Search code examples
rfunctionlabelfactorspmap

How to automate adding factors to variables in large data frame in R


I have a large data frame in R with over 200 mostly character variables that I would like to add factors for. I have prepared all levels and labels in an separate data frame. For a certain variable Var1, the corresponding levels and labels are Var1_v and Var1_b, for example for the variable Gender the levels and labels are named Gender_v and Gender_l.

Here is an example of my data:

df <- data.frame (Gender = c("2","2","1","2"),
                  AgeG = c("3","1","4","2"))

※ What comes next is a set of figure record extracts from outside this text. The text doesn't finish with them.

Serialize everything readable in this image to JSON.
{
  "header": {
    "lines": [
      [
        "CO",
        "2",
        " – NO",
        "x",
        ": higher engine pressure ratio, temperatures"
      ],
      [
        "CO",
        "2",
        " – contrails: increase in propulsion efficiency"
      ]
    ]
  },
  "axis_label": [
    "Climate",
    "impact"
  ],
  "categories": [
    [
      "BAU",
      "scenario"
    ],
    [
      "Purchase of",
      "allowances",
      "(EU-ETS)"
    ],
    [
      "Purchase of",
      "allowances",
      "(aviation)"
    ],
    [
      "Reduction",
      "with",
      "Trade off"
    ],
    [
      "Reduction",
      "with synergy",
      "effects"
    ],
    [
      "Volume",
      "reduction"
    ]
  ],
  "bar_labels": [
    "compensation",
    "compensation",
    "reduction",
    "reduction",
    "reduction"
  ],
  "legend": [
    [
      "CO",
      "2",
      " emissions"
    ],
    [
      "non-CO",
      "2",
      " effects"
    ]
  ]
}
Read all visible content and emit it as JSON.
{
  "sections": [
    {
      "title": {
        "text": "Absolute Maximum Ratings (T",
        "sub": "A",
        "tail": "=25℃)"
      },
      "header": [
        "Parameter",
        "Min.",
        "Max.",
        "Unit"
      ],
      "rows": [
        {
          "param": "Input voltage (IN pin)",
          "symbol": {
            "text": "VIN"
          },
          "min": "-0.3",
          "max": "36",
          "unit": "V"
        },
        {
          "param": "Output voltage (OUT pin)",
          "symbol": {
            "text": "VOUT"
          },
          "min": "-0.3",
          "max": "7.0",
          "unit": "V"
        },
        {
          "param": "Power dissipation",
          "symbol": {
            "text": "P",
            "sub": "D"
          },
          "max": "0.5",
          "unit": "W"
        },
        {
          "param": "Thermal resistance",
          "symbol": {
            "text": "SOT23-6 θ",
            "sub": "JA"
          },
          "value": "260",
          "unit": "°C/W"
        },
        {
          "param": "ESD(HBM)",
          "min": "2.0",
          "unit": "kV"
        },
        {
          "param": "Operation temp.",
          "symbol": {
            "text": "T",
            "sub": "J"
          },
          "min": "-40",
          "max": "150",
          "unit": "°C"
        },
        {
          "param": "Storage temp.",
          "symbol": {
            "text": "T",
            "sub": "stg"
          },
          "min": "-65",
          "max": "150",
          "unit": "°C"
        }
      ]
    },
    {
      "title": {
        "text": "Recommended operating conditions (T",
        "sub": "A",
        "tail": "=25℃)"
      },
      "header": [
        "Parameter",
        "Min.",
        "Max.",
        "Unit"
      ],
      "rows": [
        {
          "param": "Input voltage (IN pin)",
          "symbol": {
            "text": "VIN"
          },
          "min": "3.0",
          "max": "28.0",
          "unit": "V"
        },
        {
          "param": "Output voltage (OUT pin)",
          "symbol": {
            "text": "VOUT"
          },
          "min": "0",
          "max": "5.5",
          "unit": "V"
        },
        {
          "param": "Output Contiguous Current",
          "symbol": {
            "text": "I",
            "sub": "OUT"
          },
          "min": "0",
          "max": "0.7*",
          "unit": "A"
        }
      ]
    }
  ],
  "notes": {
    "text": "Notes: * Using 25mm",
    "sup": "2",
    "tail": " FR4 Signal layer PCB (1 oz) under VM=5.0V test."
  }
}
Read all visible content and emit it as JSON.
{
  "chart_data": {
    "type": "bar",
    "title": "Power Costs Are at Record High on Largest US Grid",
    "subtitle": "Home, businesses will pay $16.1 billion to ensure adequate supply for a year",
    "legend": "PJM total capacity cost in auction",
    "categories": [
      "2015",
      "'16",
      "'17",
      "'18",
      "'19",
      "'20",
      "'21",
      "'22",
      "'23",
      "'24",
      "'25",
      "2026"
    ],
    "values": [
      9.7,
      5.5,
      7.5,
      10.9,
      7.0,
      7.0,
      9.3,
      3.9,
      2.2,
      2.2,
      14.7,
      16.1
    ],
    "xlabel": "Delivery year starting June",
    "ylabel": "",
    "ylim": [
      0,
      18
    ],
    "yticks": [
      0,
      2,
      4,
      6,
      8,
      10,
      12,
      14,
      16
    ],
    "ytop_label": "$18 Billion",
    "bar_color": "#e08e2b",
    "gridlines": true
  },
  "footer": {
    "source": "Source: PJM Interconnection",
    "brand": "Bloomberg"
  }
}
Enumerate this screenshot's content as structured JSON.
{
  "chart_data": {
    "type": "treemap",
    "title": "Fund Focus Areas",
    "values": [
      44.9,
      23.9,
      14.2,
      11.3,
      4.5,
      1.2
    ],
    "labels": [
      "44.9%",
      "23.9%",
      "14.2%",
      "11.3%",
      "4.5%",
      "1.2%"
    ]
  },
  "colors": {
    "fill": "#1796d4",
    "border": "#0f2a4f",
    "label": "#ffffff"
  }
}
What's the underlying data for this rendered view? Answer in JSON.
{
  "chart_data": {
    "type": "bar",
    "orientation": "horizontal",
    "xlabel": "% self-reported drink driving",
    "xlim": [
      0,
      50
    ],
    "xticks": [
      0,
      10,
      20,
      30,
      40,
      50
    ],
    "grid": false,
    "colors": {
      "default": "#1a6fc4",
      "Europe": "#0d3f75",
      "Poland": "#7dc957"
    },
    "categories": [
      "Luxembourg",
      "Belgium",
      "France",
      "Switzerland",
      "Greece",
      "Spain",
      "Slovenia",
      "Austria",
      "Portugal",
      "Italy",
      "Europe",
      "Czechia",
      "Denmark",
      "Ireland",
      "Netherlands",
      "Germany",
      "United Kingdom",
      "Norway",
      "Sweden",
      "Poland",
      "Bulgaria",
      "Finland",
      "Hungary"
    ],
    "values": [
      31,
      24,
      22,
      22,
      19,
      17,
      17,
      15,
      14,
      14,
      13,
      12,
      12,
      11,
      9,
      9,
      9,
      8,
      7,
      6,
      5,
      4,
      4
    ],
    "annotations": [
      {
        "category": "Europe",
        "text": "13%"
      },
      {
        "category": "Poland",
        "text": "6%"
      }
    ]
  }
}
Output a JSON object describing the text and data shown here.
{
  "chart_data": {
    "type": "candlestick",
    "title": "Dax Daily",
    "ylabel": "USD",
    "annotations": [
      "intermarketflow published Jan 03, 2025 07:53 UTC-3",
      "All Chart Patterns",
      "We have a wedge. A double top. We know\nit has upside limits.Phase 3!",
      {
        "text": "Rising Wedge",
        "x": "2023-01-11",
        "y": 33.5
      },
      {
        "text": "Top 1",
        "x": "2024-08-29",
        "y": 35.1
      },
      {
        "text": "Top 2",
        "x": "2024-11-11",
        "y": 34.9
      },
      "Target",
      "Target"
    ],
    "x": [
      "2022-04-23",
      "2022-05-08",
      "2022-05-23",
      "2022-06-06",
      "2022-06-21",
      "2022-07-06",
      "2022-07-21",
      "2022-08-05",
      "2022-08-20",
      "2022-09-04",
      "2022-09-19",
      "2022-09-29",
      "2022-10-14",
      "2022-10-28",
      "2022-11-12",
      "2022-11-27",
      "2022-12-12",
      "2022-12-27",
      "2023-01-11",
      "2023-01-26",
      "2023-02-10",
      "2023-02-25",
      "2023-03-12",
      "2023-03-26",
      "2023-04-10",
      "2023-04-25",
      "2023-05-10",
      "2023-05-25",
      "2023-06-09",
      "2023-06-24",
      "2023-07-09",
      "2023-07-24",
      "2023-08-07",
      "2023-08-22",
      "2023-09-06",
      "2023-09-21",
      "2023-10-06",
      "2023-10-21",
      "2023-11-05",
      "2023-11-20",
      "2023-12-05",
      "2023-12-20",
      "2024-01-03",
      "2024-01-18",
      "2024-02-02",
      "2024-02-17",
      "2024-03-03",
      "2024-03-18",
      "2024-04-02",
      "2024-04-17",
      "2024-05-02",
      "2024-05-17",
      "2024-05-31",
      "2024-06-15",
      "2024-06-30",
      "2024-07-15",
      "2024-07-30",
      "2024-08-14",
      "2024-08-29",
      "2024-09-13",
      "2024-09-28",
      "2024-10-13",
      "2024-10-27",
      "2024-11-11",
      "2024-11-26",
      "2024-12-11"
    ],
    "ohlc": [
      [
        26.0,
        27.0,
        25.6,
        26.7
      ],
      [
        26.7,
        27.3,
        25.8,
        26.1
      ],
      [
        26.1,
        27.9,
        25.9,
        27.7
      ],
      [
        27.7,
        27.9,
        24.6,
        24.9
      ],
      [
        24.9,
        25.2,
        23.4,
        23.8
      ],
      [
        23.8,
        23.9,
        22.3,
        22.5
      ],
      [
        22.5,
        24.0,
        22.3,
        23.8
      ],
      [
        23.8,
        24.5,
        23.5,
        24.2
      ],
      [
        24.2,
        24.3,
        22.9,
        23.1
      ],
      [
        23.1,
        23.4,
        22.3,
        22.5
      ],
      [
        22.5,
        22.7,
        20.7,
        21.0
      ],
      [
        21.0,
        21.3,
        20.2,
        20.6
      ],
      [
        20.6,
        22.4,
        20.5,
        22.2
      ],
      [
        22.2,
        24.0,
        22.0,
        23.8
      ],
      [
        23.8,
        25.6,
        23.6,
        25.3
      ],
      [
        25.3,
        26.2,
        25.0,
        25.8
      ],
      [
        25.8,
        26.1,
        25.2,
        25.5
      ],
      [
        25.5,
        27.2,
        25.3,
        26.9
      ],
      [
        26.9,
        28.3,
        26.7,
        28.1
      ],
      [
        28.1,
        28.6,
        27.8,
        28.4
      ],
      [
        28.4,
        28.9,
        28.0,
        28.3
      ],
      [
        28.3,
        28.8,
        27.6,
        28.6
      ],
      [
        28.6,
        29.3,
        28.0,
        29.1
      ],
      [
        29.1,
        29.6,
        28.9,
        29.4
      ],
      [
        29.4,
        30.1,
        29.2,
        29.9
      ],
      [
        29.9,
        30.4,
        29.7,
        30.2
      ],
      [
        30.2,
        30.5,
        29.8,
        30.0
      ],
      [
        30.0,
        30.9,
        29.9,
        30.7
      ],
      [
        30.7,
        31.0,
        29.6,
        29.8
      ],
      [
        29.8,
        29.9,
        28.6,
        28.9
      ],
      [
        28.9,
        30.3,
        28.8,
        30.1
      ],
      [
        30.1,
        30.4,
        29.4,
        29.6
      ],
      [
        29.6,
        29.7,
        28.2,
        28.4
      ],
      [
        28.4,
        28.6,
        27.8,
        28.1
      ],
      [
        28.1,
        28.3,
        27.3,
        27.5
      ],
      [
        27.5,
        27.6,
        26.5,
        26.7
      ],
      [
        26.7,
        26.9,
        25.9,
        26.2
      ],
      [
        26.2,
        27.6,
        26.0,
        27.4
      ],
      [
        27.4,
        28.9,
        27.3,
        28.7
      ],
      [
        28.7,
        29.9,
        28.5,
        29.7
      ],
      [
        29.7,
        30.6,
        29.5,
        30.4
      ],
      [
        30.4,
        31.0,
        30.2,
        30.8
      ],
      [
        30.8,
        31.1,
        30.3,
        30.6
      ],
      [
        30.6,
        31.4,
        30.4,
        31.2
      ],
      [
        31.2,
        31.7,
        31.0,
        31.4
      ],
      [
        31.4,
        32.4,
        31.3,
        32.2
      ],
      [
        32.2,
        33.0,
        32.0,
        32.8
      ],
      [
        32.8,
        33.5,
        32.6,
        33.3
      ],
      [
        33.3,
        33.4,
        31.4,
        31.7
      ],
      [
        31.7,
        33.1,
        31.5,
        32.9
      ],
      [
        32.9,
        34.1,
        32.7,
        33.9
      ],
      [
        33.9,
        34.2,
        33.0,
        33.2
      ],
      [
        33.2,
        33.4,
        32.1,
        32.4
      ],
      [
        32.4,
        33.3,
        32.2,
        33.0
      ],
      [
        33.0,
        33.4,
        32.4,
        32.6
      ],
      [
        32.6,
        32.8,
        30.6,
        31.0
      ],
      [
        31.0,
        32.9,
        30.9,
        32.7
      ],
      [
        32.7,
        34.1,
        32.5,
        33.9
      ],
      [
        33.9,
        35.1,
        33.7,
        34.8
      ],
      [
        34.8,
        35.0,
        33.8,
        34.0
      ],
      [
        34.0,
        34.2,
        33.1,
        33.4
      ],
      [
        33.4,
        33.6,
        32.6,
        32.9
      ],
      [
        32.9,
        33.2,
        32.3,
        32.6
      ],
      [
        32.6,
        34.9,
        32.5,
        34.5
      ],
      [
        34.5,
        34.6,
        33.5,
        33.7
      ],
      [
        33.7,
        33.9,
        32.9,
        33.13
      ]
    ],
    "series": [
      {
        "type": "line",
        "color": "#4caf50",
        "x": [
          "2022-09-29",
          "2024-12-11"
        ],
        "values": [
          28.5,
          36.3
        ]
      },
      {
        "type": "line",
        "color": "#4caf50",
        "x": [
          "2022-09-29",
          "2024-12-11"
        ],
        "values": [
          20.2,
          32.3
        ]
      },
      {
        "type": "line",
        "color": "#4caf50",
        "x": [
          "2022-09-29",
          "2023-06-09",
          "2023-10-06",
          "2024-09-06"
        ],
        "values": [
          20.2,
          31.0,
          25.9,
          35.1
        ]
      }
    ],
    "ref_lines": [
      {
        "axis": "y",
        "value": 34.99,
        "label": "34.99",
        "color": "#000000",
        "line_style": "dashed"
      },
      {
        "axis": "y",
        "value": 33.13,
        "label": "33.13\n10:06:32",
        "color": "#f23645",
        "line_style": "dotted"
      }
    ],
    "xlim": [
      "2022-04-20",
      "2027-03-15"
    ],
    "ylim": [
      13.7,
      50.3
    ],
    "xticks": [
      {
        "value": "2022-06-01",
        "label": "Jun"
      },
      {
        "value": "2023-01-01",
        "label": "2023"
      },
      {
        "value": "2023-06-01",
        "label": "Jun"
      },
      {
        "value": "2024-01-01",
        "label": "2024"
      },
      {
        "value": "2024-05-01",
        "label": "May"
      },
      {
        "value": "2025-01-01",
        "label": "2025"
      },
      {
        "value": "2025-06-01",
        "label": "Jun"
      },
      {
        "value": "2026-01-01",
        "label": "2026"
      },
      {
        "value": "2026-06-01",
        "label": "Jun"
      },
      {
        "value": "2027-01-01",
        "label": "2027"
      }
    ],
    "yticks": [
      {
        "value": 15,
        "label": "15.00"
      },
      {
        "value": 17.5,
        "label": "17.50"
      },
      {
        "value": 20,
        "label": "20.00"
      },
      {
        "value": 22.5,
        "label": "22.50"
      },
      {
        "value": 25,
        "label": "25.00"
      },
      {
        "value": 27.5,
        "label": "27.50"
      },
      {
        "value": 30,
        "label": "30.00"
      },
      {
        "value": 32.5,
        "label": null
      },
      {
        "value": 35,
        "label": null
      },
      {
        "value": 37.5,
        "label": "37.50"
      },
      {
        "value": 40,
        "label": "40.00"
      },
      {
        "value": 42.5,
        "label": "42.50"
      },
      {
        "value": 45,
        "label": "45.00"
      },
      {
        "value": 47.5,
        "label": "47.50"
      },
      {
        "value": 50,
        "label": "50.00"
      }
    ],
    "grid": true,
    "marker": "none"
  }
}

fct <- data.frame (Gender_v  = c("1", "2"),
                  Gender_b = c("Male", "Female"),
                  AgeG_v = c("1","2","3","4"),
                  AgeG_b = c("<25","25-60","65-80",">80"))

df$Gender <- factor(df$Gender, levels = fct$Gender_v, labels = fct$Gender_b, exclude = NULL)
df$AgeG <- factor(df$AgeG, levels = fct$AgeG_v, labels = fct$AgeG_b, exclude = NULL)

Is there away to automatize the process, so that the factors (levels and labels) are applied to corresponding variables without having me doing every single one individually? I think it's done through a function probebly with pmap.

My goal is minimize the effort needed for this process. Is there a better way to prepare the labels and levels as well?

Help is much appreciated.


Solution

  • A data frame is not really an appropriate data structure for storing the factor level definitions in: there’s no reason to expect all factors to have an equal amount of levels. Rather, I’d just use a plain list, and store the level information more compactly as named vectors, along these lines:

    df <- data.frame(
      Gender = c("2", "2", "1", "2"),
      AgeG = c("3", "1", "4", "2")
    )
    
    value_labels <- list(
      Gender = c("Male" = 1, "Female" = 2),
      AgeG = c("<25" = 1, "25-60" = 2, "65-80" = 3, ">80" = 4)
    )
    

    Then you can make a function that uses that data structure to make factors in a data frame:

    make_factors <- function(data, value_labels) {
      for (var in names(value_labels)) {
        if (var %in% colnames(data)) {
          vl <- value_labels[[var]]
          data[[var]] <- factor(
            data[[var]],
            levels = unname(vl),
            labels = names(vl)
          )
        }
      }
      data
    }
    
    make_factors(df, value_labels)
    #>   Gender  AgeG
    #> 1 Female 65-80
    #> 2 Female   <25
    #> 3   Male   >80
    #> 4 Female 25-60